Right, I should have clarified this. To make them go fast, you can often use more power (to a point), and that can shorten the LED lifespan. (To be fair, there are techniques to give you a bit faster speed without making them too bright, like pulse-shaping, but it didn't appear anything that fancy was going on there.)

And, unfortunately, "fast" for the optoisolator isn't very, in any case. The cut-off frequency for the first datasheet I found corresponding to that app note was 80 KHz.
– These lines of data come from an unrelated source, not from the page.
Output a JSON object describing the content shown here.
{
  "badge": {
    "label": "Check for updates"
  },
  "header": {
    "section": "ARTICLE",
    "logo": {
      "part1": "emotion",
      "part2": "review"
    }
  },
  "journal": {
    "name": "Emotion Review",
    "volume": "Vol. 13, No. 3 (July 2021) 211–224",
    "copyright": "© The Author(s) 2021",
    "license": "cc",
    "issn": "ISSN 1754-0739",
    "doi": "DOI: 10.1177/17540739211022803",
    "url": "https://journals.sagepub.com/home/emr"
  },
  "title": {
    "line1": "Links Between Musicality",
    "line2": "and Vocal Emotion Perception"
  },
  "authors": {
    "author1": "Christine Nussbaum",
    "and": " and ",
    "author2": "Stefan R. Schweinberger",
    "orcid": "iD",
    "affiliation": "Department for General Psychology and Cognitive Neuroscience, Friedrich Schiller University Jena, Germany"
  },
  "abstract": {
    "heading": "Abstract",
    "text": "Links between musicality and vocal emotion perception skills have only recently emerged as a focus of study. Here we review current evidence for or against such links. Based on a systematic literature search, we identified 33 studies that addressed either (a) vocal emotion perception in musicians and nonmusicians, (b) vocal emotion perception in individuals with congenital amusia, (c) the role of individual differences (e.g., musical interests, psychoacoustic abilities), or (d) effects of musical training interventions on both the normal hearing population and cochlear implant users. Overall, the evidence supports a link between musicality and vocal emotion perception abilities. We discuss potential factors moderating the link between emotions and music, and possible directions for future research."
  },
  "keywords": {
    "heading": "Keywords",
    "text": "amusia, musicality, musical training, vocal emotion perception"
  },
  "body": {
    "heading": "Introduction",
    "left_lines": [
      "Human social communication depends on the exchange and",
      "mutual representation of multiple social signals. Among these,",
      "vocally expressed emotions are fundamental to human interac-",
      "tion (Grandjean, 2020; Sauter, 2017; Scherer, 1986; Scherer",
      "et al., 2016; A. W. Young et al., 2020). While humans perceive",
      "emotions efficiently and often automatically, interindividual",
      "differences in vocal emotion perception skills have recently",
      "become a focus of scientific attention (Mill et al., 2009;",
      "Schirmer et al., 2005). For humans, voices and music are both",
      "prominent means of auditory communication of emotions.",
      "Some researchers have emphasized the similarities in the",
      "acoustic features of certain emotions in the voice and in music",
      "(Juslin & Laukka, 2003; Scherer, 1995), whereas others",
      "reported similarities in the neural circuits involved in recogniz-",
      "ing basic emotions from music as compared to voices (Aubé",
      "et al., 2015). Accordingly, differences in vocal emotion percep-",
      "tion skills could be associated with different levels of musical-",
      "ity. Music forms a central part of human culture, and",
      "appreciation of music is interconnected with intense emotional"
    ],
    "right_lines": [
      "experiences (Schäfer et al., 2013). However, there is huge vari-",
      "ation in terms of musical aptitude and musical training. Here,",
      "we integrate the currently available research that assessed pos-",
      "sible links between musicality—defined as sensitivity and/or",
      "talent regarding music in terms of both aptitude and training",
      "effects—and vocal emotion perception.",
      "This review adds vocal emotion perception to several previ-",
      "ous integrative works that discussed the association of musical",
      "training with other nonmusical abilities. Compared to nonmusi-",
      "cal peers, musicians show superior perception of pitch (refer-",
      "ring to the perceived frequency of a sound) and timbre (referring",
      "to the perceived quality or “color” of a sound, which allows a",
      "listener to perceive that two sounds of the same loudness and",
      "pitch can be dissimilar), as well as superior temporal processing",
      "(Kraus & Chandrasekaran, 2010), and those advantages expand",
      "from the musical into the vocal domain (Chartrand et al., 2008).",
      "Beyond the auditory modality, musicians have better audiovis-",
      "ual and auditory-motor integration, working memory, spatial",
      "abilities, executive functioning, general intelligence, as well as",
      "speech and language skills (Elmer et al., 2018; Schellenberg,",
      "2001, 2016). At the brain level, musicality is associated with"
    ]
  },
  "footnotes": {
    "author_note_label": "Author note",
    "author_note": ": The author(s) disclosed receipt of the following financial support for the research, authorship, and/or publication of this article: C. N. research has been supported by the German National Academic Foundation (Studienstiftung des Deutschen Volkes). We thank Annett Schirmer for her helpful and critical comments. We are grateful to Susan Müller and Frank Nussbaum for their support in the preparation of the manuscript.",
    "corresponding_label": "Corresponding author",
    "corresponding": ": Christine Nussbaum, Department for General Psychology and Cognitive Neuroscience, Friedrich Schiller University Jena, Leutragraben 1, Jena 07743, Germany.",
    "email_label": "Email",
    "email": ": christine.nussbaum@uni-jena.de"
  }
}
> I think the galvanic isolation is mostly a feelgood here,

And...

I don't get this.

If it does nothing useful, why bother?

IMO, the primary good use for an optoisolator these days is either for something analog-ish like the feedback for a switch mode power supply, or for when you're breadboarding something with really high voltages and don't want to bother with SMT devices.

tripletao|1 month ago

I think those optoisolators are indeed sold mostly for switching power supplies. That's probably why someone cared enough about aging to write an app note, since the ambient temperature is high there and the exact CTR matters more when it's in that analog feedback loop. I've also seen them for digital inputs in industrial control systems, where speeds are slow and the wires might be coming from far away on a noisy ground.

That said, I believe optical isolation is typical for these "data diode" applications, even between two computers in the same rack. I don't think it provides any security benefit, but it's cheap and customers expect it; so there's no commercial incentive to do anything else.